Amazon Quietly Bans Books Containing Undefined ‘Hate Speech’

Amazon Quietly Bans Books Containing Undefined ‘Hate Speech’
People stand in the lobby of Amazon offices in New York on Feb. 14, 2019. (Mark Lennihan/AP Photo)
Petr Svab
3/1/2021
Updated:
3/3/2021

Amazon has adopted a rule against books that contain anything the company labels as “hate speech.” It appears there was no announcement of the new rule. It was only noticed by media after the online retailer recently banned a book that criticizes transgender ideology.

It isn’t clear what Amazon means by “hate speech” or even if it used that label to drop that particular book. In general parlance, Americans hold widely diverging views on what constitutes hate speech, a 2017 Cato poll found. Some tech platforms describe it as speech that disparages people based on characteristics such as race, gender, and sexual proclivities. But insider evidence indicates the companies aren’t clear on where to draw the lines, perpetually redraw them, and at least in some instances ignore violations when politically convenient.

“As a bookseller, we provide our customers with access to a variety of viewpoints, including books that some customers may find objectionable,” an Amazon spokesperson told The Epoch Times in an emailed statement.

“That said, we reserve the right not to sell certain content as described in our content guidelines for books, which you can find here. All retailers make decisions about what selection they choose to offer, and we do not take selection decisions lightly.”

The statement omitted that the $1.5 trillion company changed the rules sometime after Aug. 10, 2020, apparently without telling its customers.

Previously, Amazon prohibited “products that promote, incite, or glorify hate or violence towards any person or group,” but explicitly stated the policy didn’t apply to books.
Its book policy used to contain no mention of “hate speech,” according to a version of the page archived on Aug. 10. It mentioned that Amazon reserved “the right not to sell certain content, such as pornography or other inappropriate content.”
The current “Content Guidelines for Books” includes a section against “Offensive Content” that reads: “We don’t sell certain content including content that we determine is hate speech, promotes the abuse or sexual exploitation of children, contains pornography, glorifies rape or pedophilia, advocates terrorism, or other material we deem inappropriate or offensive.”

The Amazon spokesperson wouldn’t respond to emailed questions on when the policy was adopted, what constitutes “hate speech,” and how Amazon’s customers were informed about the change.

The change apparently occurred prior to Feb. 24 when JustTheNews reported on the new policy. The report followed the banning of “When Harry Became Sally: Responding to the Transgender Moment,” a 2018 book by Ryan Anderson, president of the Washington-based think tank Ethics and Public Policy Center.
Amazon purged the book around Feb. 21, though the exact timing is hard to pinpoint since the book’s author only learned about the move from people who were looking for the book, he told the Daily Caller.

Anderson couldn’t get an explanation from Amazon on why his book was banned.

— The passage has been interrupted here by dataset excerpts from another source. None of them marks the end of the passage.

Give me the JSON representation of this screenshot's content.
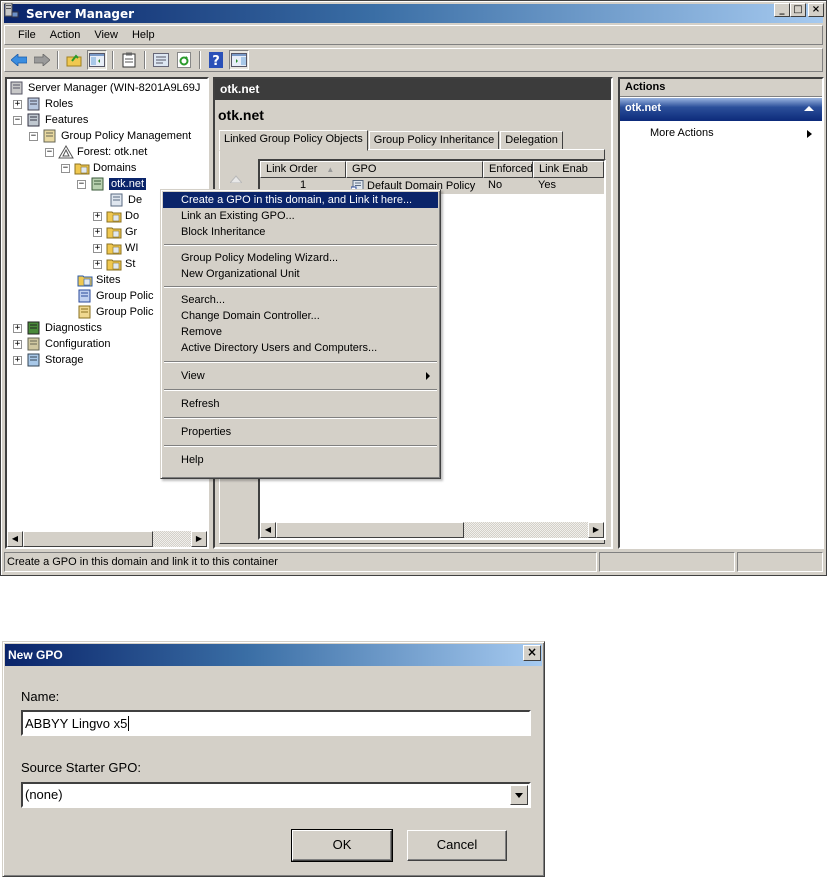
{
  "window": {
    "title": "Server Manager",
    "controls": {
      "minimize": "_",
      "maximize": "□",
      "close": "×"
    }
  },
  "menubar": {
    "items": [
      "File",
      "Action",
      "View",
      "Help"
    ]
  },
  "toolbar": {
    "buttons": [
      "back-icon",
      "forward-icon",
      "up-folder-icon",
      "show-hide-console-tree-icon",
      "clipboard-icon",
      "properties-icon",
      "refresh-icon",
      "help-icon",
      "show-hide-action-pane-icon"
    ]
  },
  "tree": {
    "items": [
      {
        "label": "Server Manager (WIN-8201A9L69J",
        "expander": "",
        "icon": "server-icon"
      },
      {
        "label": "Roles",
        "expander": "+",
        "icon": "roles-icon"
      },
      {
        "label": "Features",
        "expander": "−",
        "icon": "features-icon"
      },
      {
        "label": "Group Policy Management",
        "expander": "−",
        "icon": "gpm-icon"
      },
      {
        "label": "Forest: otk.net",
        "expander": "−",
        "icon": "forest-icon"
      },
      {
        "label": "Domains",
        "expander": "−",
        "icon": "domains-folder-icon"
      },
      {
        "label": "otk.net",
        "expander": "−",
        "icon": "domain-icon",
        "selected": true
      },
      {
        "label": "De",
        "expander": "",
        "icon": "gpo-link-icon"
      },
      {
        "label": "Do",
        "expander": "+",
        "icon": "ou-folder-icon"
      },
      {
        "label": "Gr",
        "expander": "+",
        "icon": "gpo-folder-icon"
      },
      {
        "label": "WI",
        "expander": "+",
        "icon": "wmi-folder-icon"
      },
      {
        "label": "St",
        "expander": "+",
        "icon": "starter-folder-icon"
      },
      {
        "label": "Sites",
        "expander": "",
        "icon": "sites-folder-icon"
      },
      {
        "label": "Group Polic",
        "expander": "",
        "icon": "modeling-icon"
      },
      {
        "label": "Group Polic",
        "expander": "",
        "icon": "results-icon"
      },
      {
        "label": "Diagnostics",
        "expander": "+",
        "icon": "diagnostics-icon"
      },
      {
        "label": "Configuration",
        "expander": "+",
        "icon": "configuration-icon"
      },
      {
        "label": "Storage",
        "expander": "+",
        "icon": "storage-icon"
      }
    ]
  },
  "center": {
    "header": "otk.net",
    "title": "otk.net",
    "tabs": [
      "Linked Group Policy Objects",
      "Group Policy Inheritance",
      "Delegation"
    ],
    "active_tab": 0,
    "table": {
      "columns": [
        "Link Order",
        "GPO",
        "Enforced",
        "Link Enab"
      ],
      "sort_indicator": "▲",
      "rows": [
        {
          "link_order": "1",
          "gpo": "Default Domain Policy",
          "enforced": "No",
          "link_enabled": "Yes"
        }
      ]
    }
  },
  "actions": {
    "title": "Actions",
    "section": "otk.net",
    "items": [
      "More Actions"
    ]
  },
  "status": {
    "text": "Create a GPO in this domain and link it to this container"
  },
  "context_menu": {
    "groups": [
      [
        "Create a GPO in this domain, and Link it here...",
        "Link an Existing GPO...",
        "Block Inheritance"
      ],
      [
        "Group Policy Modeling Wizard...",
        "New Organizational Unit"
      ],
      [
        "Search...",
        "Change Domain Controller...",
        "Remove",
        "Active Directory Users and Computers..."
      ],
      [
        "View"
      ],
      [
        "Refresh"
      ],
      [
        "Properties"
      ],
      [
        "Help"
      ]
    ],
    "highlighted": "Create a GPO in this domain, and Link it here...",
    "submenu_items": [
      "View"
    ]
  },
  "dialog": {
    "title": "New GPO",
    "name_label": "Name:",
    "name_value": "ABBYY Lingvo x5",
    "source_label": "Source Starter GPO:",
    "source_value": "(none)",
    "ok_label": "OK",
    "cancel_label": "Cancel",
    "close": "×"
  },
  "colors": {
    "title_gradient_start": "#0a246a",
    "title_gradient_end": "#a6caf0",
    "chrome": "#d4d0c8",
    "selection": "#0a246a",
    "pane_header_dark": "#3c3c3c"
  }
}
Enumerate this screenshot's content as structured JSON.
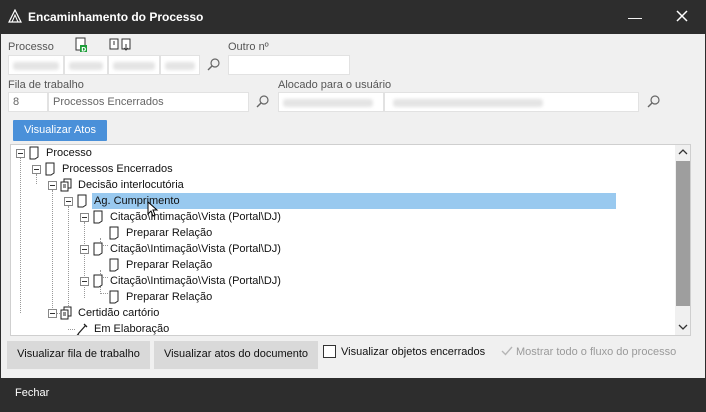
{
  "window": {
    "title": "Encaminhamento do Processo"
  },
  "form": {
    "processo_label": "Processo",
    "outro_label": "Outro nº",
    "fila_label": "Fila de trabalho",
    "fila_num": "8",
    "fila_nome": "Processos Encerrados",
    "alocado_label": "Alocado para o usuário",
    "visualizar_atos": "Visualizar Atos"
  },
  "tree": {
    "nodes": [
      "Processo",
      "Processos Encerrados",
      "Decisão interlocutória",
      "Ag. Cumprimento",
      "Citação\\Intimação\\Vista (Portal\\DJ)",
      "Preparar Relação",
      "Citação\\Intimação\\Vista (Portal\\DJ)",
      "Preparar Relação",
      "Citação\\Intimação\\Vista (Portal\\DJ)",
      "Preparar Relação",
      "Certidão cartório",
      "Em Elaboração"
    ]
  },
  "actions": {
    "visualizar_fila": "Visualizar fila de trabalho",
    "visualizar_atos_doc": "Visualizar atos do documento",
    "visualizar_objetos": "Visualizar objetos encerrados",
    "mostrar_fluxo": "Mostrar todo o fluxo do processo"
  },
  "footer": {
    "fechar": "Fechar"
  },
  "colors": {
    "accent": "#4a90d9",
    "selection": "#99c9ef",
    "titlebar": "#2d2d2d"
  }
}
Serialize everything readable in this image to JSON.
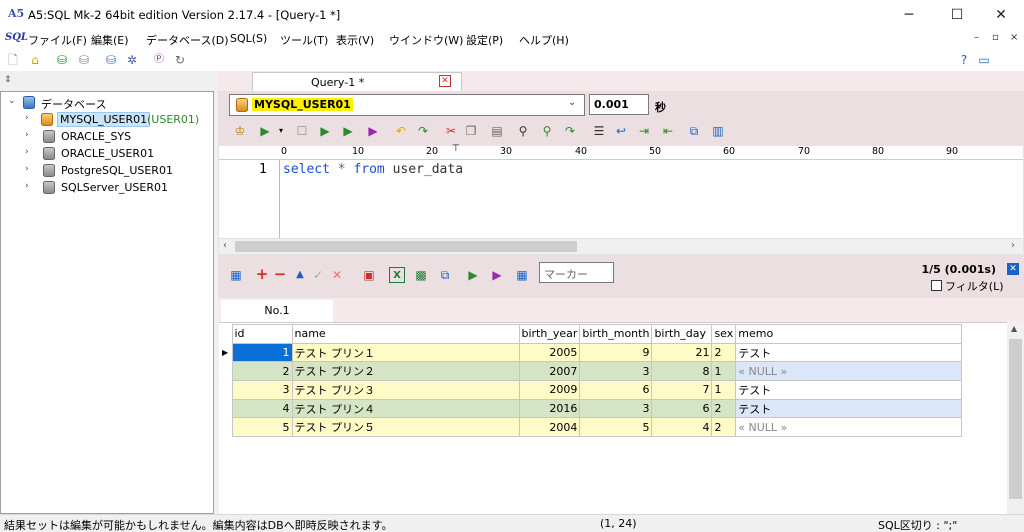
{
  "window": {
    "title": "A5:SQL Mk-2 64bit edition Version 2.17.4 - [Query-1 *]",
    "minimize": "─",
    "maximize": "☐",
    "close": "✕"
  },
  "menu": {
    "logo": "SQL",
    "items": [
      "ファイル(F)",
      "編集(E)",
      "データベース(D)",
      "SQL(S)",
      "ツール(T)",
      "表示(V)",
      "ウインドウ(W)",
      "設定(P)",
      "ヘルプ(H)"
    ],
    "mdi_min": "–",
    "mdi_restore": "▫",
    "mdi_close": "×"
  },
  "tree": {
    "root": "データベース",
    "items": [
      {
        "label": "MYSQL_USER01",
        "suffix": "(USER01)",
        "selected": true
      },
      {
        "label": "ORACLE_SYS"
      },
      {
        "label": "ORACLE_USER01"
      },
      {
        "label": "PostgreSQL_USER01"
      },
      {
        "label": "SQLServer_USER01"
      }
    ]
  },
  "query_tab": {
    "label": "Query-1 *",
    "close": "✕"
  },
  "connection": {
    "value": "MYSQL_USER01",
    "timeout": "0.001",
    "unit": "秒"
  },
  "ruler": [
    "0",
    "10",
    "20",
    "30",
    "40",
    "50",
    "60",
    "70",
    "80",
    "90"
  ],
  "editor": {
    "line_number": "1",
    "kw1": "select",
    "star": "*",
    "kw2": "from",
    "table": "user_data"
  },
  "result": {
    "marker_placeholder": "マーカー",
    "count": "1/5 (0.001s)",
    "filter_label": "フィルタ(L)",
    "tab": "No.1"
  },
  "grid": {
    "columns": [
      "id",
      "name",
      "birth_year",
      "birth_month",
      "birth_day",
      "sex",
      "memo"
    ],
    "rows": [
      [
        "1",
        "テスト プリン１",
        "2005",
        "9",
        "21",
        "2",
        "テスト"
      ],
      [
        "2",
        "テスト プリン２",
        "2007",
        "3",
        "8",
        "1",
        "« NULL »"
      ],
      [
        "3",
        "テスト プリン３",
        "2009",
        "6",
        "7",
        "1",
        "テスト"
      ],
      [
        "4",
        "テスト プリン４",
        "2016",
        "3",
        "6",
        "2",
        "テスト"
      ],
      [
        "5",
        "テスト プリン５",
        "2004",
        "5",
        "4",
        "2",
        "« NULL »"
      ]
    ]
  },
  "status": {
    "message": "結果セットは編集が可能かもしれません。編集内容はDBへ即時反映されます。",
    "position": "(1, 24)",
    "delimiter": "SQL区切り : \";\""
  },
  "colors": {
    "panel_pink": "#ecdfe1",
    "row_yellow": "#fffbc6",
    "row_green": "#d6e4c6",
    "row_blue": "#dbe7f9",
    "selected_cell": "#0a6fd6",
    "keyword_blue": "#1a4fd6"
  },
  "icons": [
    "new-icon",
    "open-icon",
    "db-connect-icon",
    "db-disconnect-icon",
    "db-list-icon",
    "gear-icon",
    "plugin-icon",
    "refresh-icon",
    "help-icon"
  ]
}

“A week after they removed my book, Amazon still refuses to say which aspect of their ‘content policy’ the book violates (after three years of not violating that policy). And they refuse to say which page of the book commits the offense,” he wrote in a Feb. 26 tweet.
The book argues that the push to encourage individuals who feel like a different gender to undergo sex-change procedures is driven by ideology rather than sound medical advice, according to Princeton University politics lecturer Matthew Franck, who reviewed it in 2018.

The book disappeared around the same time Anderson published an op-ed in the New York Post critical of a bill pushed by the Biden administration that would insert sexual orientation and gender identity as protected categories under the Civil Rights Act of 1964.

Amazon didn’t respond to a previous inquiry by The Epoch Times as to why the book was removed.

Transgender ideology has become one of the focal points of far-left, progressive politics. It fuses discussion of the severe quality-of-life issues faced by transgender individuals with the quasi-Marxist “intersectional” critical theories that divide society into “oppressors” and the “oppressed” based on characteristics such as race and “gender identity.”

Petr Svab is a reporter covering New York. Previously, he covered national topics including politics, economy, education, and law enforcement.